Use onDispose() only for cleanup.


2. Confusing Widget Lifecycle with Ref Lifecycle

❌ Wrong

Assuming:

Widget disposed
      │
      ▼
Provider disposed

Why it's wrong:

  • Providers can outlive widgets.
  • Multiple widgets may share the same provider.

✔ Correct

Treat provider and widget lifecycles as separate concepts.

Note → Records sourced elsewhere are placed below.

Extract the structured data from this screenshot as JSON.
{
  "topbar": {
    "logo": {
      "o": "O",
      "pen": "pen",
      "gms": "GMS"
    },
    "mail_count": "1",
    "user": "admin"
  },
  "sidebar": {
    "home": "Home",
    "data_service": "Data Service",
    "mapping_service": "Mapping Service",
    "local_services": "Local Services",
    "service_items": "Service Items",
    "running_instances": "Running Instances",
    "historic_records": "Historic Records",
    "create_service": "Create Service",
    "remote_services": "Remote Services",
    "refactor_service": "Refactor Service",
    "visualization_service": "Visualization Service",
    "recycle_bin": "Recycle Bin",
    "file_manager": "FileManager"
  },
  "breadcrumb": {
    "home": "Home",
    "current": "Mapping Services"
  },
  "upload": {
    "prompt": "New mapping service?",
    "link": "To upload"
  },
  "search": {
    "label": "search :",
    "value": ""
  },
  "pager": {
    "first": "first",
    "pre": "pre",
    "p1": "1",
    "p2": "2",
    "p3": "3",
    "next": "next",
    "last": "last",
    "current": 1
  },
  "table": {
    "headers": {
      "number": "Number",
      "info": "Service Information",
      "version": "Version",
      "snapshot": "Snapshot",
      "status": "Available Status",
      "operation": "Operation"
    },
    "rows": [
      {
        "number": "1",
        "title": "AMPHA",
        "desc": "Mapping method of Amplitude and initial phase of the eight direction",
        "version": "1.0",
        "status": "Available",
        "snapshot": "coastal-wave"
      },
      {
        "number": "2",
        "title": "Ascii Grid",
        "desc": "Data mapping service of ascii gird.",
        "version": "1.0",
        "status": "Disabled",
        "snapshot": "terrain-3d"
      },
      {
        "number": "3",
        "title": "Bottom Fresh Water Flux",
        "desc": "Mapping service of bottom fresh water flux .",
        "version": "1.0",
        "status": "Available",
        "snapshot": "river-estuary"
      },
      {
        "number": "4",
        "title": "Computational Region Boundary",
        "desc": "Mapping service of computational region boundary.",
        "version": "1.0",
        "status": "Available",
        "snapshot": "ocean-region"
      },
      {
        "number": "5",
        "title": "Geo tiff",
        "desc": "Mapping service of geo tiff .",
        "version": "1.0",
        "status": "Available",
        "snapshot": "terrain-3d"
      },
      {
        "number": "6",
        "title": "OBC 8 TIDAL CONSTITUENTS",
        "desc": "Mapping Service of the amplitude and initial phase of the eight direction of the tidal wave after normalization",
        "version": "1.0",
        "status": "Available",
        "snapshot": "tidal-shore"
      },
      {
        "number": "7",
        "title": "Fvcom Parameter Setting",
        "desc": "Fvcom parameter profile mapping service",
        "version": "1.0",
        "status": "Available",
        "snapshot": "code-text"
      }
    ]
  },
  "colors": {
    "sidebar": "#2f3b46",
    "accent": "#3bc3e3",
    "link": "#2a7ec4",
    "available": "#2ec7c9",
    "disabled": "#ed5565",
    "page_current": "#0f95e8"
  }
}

3. Forgetting AutoDispose Behavior

❌ Wrong

Expecting an .autoDispose provider to remain alive forever.

Why it's wrong:

  • It is disposed when no listeners remain unless kept alive.

✔ Correct

Use:

ref.keepAlive();

when caching is required.


4. Using read() Instead of watch()

❌ Wrong

final user = ref.read(userProvider);

When reactive updates are expected.

Why it's wrong:

  • The provider won't rebuild.

✔ Correct

final user = ref.watch(userProvider);

Ref Lifecycle vs Widget Lifecycle

Feature Ref Lifecycle Widget Lifecycle
Managed by Riverpod Flutter
Starts when Provider is created Widget is inserted
Ends when Provider is disposed Widget is removed
Tracks dependencies
Registers provider callbacks
Handles UI rendering

  • Ref
  • WidgetRef
  • ref.watch()
  • ref.read()
  • ref.listen()
  • ref.onDispose()
  • ref.onCancel()
  • ref.onResume()
  • .autoDispose

Summary

The Ref lifecycle begins when a provider or consumer is created and ends when it is disposed. During this time, Ref manages provider dependencies, lifecycle callbacks, state invalidation, and communication with Riverpod. Understanding this lifecycle is essential for writing efficient providers, preventing resource leaks, and taking full advantage of Riverpod's automatic dependency tracking and lifecycle management.